The second reason is URBANIZATION. With more and more people migrating to large urban centres, the subsequent loss of “community values” serves to isolate us and take away our spiritual base. People living in big cities just DON’T CARE about their neighbours. There is no sense of community. Households look inward for their emotional sustenance.

So again, we are deprived of the foundation for finding real happiness in our lives.

But even if we were not DISTRACTED and DIVERTED from our search for genuine happiness by economic enslavement and urbanization, the question remains: What is it that we seek to fulfil in order to be happy?

Ultimately, I believe, it is to relieve the empty void that we feel within ourselves. So it really boils down to the age-old and ageless question of spirituality...

Which, of course, has no final answer. :-(

Happiness is Relative to Others’ Attainment

Happiness is relative not only to our personal past experience, but also to our social experience. We are always comparing ourselves to others. And we feel good or bad depending on whom we compare ourselves to.

This simple fact explains why if you escape poverty your happiness increases, yet, paradoxically, societies do not become happier as they progress from relative poverty to affluence. Because what we perceive as a “need” is socially determined, those who live in richer places and times have a higher standard of comparison. Today’s ghettos have more cars and TV sets than yesterday’s suburbs, yet the continuing inequalities leave those with small pieces of the growing pie no more satisfied. Today’s middle class has double the spending power of three decades ago, yet, because the rising tide lifts all boats, feels relatively deprived compared to their better-off neighbors.

Even the rich seldom feel rich. In a 1990 Gallup poll, Americans readily applied the label “rich” to others. The average person judged that 21 percent of Americans were rich. But virtually none – fewer than 0.5 percent – perceived themselves as rich. To those earning $10,000 a year, it takes a $50,000 income to be rich. To those making $500,000, rich may be a $1 million income. When the Oakland Athletics signed Jose Canseco to a $4.7 million annual salary, his fellow outfielder Rickey Henderson became openly dissatisfied with his $3 million salary.
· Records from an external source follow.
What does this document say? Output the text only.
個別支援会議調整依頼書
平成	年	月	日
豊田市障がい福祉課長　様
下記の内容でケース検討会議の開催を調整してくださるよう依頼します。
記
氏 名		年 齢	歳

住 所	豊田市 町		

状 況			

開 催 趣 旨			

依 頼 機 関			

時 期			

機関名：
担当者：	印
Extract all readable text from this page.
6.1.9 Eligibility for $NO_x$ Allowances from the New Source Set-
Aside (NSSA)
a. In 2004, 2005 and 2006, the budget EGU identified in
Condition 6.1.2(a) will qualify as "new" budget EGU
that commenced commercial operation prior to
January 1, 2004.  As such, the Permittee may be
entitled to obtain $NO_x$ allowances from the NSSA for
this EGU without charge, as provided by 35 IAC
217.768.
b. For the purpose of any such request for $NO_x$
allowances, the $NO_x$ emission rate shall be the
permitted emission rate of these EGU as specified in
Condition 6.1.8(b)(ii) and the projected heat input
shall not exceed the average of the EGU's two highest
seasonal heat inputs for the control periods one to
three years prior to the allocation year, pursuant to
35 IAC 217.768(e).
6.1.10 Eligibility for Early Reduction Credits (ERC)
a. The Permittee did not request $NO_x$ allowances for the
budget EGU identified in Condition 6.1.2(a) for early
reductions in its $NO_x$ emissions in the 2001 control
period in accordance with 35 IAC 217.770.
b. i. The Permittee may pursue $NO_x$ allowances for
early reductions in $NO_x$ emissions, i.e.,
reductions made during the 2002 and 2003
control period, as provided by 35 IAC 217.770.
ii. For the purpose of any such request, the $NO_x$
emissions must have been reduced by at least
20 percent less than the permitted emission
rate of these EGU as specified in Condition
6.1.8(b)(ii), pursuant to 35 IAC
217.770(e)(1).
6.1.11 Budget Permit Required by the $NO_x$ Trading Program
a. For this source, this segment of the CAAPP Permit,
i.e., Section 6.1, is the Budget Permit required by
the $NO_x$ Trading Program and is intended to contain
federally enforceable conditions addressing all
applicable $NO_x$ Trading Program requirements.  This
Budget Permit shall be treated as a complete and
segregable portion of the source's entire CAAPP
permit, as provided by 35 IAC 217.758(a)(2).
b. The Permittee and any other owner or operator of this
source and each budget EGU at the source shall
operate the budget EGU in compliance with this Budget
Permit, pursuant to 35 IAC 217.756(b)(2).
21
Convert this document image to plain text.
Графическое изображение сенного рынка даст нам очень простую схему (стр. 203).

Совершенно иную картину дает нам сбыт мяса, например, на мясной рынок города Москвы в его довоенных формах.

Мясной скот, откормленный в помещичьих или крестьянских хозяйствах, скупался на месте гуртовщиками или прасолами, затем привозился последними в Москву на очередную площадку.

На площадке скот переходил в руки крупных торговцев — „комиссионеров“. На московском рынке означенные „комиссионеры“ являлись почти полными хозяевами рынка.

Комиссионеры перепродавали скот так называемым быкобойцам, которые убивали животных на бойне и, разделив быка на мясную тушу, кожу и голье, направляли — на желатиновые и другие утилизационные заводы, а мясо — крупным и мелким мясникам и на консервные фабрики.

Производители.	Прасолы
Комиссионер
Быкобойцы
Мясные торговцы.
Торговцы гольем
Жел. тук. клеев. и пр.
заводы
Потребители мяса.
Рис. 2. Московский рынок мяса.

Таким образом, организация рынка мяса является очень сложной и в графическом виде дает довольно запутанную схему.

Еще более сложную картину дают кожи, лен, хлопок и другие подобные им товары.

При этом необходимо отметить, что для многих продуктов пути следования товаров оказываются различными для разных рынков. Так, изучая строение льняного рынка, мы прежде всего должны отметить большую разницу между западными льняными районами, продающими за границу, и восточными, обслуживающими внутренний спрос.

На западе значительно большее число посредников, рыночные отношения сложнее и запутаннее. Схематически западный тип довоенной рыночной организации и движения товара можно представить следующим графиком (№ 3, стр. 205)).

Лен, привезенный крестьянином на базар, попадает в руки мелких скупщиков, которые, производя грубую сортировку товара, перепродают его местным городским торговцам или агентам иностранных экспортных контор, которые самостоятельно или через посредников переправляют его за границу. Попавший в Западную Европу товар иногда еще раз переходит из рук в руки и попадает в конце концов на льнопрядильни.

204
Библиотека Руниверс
Refusing to show up on time to spring training, he complained “I don’t think my contract is fair.” Other teammates, smirking, took up a collection for him. When Pittsburgh Pirate outfielder Barry Bond’s salary was raised from $850,000 in 1990 to $2.3 million in 1991, instead of the $3.25 million he had requested, Bonds sulked, “There’s nothing Barry Bonds can do to satisfy Pittsburgh. I’m sad all the time.”

These “bawl players,” as Sports Illustrated called them, illustrate a well-confirmed principle: How frustrated or contented we feel, personally, depends on who we compare ourselves to. How well a group as a whole is doing will influence its readiness to protest, to demonstrate, to strike. But our personal feelings of well-being hinge more on how we’re doing compared to our peers – our fellow workers, our friends, our extended family. Such comparisons influence our expectations.

- The Pursuit of Happiness


“Bawl players.” This really slays me!! :-)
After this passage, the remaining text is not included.